Actually...you don't. Coz I believed it. Seriously.


----------



## Westside (May 6, 2008)

No, there actually was a few clips of the soon to be anime, but it's just a teaser, not even a trailer yet, here it is: http://www.youtube.com/watch?v=gwBDT6hlg6Q


----------



## distorted.freque (May 6, 2008)

Westside said:
			
		

> No, there actually was a few clips of the soon to be anime, but it's just a teaser, not even a trailer yet, here it is: http://www.youtube.com/watch?v=gwBDT6hlg6Q



Argh. I sort of knew but I pressed it anyway.

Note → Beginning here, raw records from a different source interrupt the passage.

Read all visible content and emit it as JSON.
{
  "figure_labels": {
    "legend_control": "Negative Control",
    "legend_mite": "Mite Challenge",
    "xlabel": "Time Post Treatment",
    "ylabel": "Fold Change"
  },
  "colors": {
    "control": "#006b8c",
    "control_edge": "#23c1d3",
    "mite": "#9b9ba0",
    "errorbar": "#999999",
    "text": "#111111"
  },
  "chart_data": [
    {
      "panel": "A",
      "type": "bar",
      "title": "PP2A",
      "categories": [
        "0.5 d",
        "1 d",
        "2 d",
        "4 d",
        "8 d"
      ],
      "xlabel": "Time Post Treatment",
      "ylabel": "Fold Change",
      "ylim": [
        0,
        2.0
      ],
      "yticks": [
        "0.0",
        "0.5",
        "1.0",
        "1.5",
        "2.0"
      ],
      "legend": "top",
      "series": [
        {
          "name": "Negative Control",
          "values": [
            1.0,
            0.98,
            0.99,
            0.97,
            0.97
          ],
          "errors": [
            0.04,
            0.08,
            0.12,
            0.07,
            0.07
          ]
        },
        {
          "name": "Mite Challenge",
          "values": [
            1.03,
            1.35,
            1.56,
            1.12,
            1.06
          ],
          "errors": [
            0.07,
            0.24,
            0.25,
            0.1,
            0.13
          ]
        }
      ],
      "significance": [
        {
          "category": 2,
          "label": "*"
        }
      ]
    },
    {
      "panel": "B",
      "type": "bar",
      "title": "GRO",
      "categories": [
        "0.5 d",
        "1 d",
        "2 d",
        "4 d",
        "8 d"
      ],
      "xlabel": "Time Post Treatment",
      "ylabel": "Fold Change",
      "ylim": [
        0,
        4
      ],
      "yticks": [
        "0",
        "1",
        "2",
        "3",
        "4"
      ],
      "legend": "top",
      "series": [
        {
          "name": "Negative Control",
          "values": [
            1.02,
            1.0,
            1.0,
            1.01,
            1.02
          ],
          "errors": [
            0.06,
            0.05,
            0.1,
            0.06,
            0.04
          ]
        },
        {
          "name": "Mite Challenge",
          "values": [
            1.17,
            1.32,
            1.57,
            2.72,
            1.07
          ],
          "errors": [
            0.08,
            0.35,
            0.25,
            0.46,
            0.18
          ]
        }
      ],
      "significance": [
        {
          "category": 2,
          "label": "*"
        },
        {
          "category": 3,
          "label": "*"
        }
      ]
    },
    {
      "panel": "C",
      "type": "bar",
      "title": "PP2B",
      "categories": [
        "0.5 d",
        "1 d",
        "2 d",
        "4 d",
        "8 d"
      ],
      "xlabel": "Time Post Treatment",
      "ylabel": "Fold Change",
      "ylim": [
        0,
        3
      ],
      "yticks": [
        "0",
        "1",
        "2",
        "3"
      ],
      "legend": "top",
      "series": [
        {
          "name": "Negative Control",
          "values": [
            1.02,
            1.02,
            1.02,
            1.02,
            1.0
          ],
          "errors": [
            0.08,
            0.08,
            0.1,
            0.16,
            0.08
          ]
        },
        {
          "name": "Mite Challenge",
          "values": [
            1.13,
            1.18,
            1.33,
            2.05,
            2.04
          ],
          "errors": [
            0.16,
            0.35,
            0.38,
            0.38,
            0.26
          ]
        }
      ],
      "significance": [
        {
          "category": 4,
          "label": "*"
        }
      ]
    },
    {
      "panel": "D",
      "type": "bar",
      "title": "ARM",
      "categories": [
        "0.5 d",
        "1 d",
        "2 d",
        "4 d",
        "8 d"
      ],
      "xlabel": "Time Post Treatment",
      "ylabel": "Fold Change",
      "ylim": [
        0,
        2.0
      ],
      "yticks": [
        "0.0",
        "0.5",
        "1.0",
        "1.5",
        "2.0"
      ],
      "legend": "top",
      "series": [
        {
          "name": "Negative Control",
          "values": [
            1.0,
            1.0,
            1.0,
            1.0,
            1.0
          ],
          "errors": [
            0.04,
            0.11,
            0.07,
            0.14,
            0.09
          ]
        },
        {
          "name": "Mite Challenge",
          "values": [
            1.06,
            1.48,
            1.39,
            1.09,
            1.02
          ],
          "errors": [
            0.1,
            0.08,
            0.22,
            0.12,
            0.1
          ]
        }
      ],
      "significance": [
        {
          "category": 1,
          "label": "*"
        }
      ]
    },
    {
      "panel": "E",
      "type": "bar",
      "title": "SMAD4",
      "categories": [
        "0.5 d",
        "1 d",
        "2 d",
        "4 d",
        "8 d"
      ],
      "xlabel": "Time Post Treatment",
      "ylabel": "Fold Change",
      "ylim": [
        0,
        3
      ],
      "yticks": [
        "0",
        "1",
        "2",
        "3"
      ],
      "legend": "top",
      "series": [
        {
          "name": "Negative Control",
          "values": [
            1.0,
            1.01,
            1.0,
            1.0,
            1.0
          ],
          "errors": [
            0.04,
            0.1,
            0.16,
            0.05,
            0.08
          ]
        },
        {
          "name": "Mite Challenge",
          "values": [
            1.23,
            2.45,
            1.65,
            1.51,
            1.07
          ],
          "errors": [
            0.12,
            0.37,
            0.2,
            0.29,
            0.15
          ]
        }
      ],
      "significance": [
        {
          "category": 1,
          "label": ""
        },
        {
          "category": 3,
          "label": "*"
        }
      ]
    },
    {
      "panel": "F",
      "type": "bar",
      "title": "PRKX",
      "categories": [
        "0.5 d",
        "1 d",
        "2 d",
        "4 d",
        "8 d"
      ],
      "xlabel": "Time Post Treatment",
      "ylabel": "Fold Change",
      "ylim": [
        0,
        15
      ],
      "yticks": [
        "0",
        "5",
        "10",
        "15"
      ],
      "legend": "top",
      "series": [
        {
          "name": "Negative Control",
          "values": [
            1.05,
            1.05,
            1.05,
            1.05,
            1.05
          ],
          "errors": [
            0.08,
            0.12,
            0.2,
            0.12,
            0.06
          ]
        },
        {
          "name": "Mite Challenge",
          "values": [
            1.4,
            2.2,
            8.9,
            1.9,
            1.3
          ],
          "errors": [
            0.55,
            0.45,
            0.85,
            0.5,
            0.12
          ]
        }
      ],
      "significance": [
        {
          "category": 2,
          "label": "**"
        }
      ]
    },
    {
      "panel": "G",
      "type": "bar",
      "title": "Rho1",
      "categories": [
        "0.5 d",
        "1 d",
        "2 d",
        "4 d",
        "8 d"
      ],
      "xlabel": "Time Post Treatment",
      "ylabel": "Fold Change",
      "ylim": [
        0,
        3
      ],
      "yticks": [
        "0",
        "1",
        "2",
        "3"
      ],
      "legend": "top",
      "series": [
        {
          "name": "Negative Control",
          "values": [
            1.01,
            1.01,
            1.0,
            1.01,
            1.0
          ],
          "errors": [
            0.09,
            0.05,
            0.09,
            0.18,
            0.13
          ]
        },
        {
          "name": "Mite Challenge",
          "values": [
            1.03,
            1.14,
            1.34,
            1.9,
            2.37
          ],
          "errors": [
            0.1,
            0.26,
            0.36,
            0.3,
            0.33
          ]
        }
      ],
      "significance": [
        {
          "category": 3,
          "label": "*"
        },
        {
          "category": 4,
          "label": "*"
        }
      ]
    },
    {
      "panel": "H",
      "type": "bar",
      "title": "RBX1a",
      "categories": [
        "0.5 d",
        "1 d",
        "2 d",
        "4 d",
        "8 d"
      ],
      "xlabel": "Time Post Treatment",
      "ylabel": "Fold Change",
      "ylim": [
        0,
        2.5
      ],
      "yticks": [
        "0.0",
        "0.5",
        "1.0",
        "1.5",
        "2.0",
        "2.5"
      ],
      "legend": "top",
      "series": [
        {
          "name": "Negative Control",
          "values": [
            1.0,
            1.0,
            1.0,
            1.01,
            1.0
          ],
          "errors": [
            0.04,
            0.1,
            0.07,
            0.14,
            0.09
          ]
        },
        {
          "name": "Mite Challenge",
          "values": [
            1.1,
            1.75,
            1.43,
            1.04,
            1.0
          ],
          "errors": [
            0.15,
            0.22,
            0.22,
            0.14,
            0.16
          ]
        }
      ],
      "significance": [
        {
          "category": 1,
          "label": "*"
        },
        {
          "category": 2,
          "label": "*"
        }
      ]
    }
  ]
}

Might as well label me gullible.


----------



## Narin (May 6, 2008)

Though a TWEWY anime would be interesting. I wish they would make one.


----------



## BakuFunn (May 6, 2008)

You know Squeenix. They wont make what you want...
GIVE ME MY FF7 REMAKE!
that is all.


----------



## Sonicslasher (May 6, 2008)

But this would be a problem...



Spoiler



since Neku died in the end


----------



## Sonicslasher (May 6, 2008)

Calm down, it was...


Spoiler



a joke, so guilible


----------



## Deleted User (May 6, 2008)

Narin said:
			
		

> Doggy124 said:
> 
> 
> 
> ...



I did too, lol, mainly because I'd recently read a thread on the Official Nintendo Magazine forums about how good a TWEWY anime would be

Oh, and also the word 'anime IS here' which makes no grammatical sense. Implies word one is a single thing, and TWEWY... yeah.


----------



## Elisa_ (May 7, 2008)

What is Twewy? xD


----------



## moozxy (May 7, 2008)

Where have you been? 
TWEWY= The World Ends With You.


----------